The point of Mrs. Kelmot's story, imho...
...was twofold. First, to show that Holmes' reason couldn't explain to him why people connect and what they take from those connections. And second, to explain why Holmes took up beekeeping, even if he didn't understand the reason why. He made a connection with Mrs. Kelmot in the garden, not fully understanding it, and after her suicide he was left with the question of why. To Holmes, Mrs. Kelmot is mysterious and somewhat ethereal, at least to Holmes, and she burrowed into his mind and -- yes, even his heart -- in an unexpected way, so that when she was gone and he was still trying to understand her death he latched onto the only tangible thing he had of her -- the glove that drew the bee.
In the book there are significant changes.
First, Holmes' investigation is different and he doesn't follow her to all the various places she goes, so he never knows that she's contemplating suicide -- and certainly not be stepping in front of a train.

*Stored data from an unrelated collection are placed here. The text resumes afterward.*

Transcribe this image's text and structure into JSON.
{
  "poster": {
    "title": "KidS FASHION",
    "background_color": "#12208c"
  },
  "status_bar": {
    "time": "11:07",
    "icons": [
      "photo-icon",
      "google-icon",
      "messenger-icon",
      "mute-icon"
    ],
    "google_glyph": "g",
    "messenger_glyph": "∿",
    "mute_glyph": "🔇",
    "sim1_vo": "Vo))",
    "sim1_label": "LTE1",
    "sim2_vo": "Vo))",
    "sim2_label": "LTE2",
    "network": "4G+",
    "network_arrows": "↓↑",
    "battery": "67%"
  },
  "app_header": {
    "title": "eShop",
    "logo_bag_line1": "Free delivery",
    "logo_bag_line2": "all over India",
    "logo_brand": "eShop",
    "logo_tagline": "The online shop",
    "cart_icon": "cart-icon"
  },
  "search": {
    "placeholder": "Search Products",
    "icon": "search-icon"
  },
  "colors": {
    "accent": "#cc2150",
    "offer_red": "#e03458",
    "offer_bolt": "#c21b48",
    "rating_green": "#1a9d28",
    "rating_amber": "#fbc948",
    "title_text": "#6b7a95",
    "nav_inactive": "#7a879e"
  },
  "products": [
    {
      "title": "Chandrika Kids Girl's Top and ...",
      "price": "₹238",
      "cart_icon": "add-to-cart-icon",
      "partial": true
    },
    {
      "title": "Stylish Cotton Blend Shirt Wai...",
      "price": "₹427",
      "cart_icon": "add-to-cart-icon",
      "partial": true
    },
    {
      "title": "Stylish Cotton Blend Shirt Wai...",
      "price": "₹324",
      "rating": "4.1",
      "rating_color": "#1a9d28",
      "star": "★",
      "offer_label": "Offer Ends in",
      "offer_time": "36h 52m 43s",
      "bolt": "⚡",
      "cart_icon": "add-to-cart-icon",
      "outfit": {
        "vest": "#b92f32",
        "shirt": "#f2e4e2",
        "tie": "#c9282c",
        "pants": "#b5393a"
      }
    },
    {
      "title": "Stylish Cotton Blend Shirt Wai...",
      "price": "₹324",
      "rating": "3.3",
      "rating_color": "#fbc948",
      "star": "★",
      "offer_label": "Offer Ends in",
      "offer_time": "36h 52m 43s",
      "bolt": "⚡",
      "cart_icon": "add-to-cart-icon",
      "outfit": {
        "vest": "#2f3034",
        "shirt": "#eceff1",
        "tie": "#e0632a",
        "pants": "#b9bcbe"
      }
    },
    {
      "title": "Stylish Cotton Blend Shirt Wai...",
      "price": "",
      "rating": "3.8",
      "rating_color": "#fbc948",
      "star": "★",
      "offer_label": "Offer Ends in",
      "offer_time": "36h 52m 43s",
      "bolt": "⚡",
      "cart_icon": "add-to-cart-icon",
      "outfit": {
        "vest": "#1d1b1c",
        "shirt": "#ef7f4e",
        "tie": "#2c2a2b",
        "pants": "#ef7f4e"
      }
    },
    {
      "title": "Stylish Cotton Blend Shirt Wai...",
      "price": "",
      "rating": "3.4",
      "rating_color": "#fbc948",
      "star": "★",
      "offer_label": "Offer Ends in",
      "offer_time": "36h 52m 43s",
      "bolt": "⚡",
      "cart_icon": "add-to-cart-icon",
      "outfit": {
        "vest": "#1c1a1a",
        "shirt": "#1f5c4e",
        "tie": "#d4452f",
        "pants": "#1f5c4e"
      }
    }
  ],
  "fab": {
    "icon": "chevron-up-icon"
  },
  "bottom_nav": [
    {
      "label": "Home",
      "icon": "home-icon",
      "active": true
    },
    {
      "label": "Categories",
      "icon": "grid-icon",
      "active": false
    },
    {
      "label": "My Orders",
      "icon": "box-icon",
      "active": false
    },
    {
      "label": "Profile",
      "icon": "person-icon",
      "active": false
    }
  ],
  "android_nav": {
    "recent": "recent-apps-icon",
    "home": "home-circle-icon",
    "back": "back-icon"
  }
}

Second, Mrs. Kelmot never knows that the man she spoke with in the garden was Sherlock Holmes. He went in disguise, and she never saw through it.
Also, though not really a significant change, Holmes never realizes that's she's suicidal nor that she made a connection with him in the garden. It is clear to the reader, if not to Holmes, that her suicide was because of him; she found someone who understood her, even if it were a Holmes in disguise, and she never saw him again.
I really didn't know what to expect from this (nothing like it happens in the novel), and I was really pleased with how well it pastiched a 1930s-era Universal movie. I think my favorite moment was when the Cinematic Holmes left the garden, and you could tell that was a studio backdrop just beyond him.
This is my central criticism of the movie. The ending is too hopeful and too pat. The book's ending is more melancholy and more ambiguous.
Well, I was talking about the revelation regarding Mrs. Kelmot and why Holmes retired. As I said, I was expecting there to be a more devious twist at the end of the flashback story.
One thing, though. Except for the first two Rathbone films in 1939, every Sherlock Holmes film for the first half of the 20th century was done with a contemporary setting rather than as a period piece (e.g. the Rathbone films from '42 onward had Holmes fighting Nazis). Can you recall whether the movie within the movie was period or "modern?" I'm not sure if we saw enough to tell.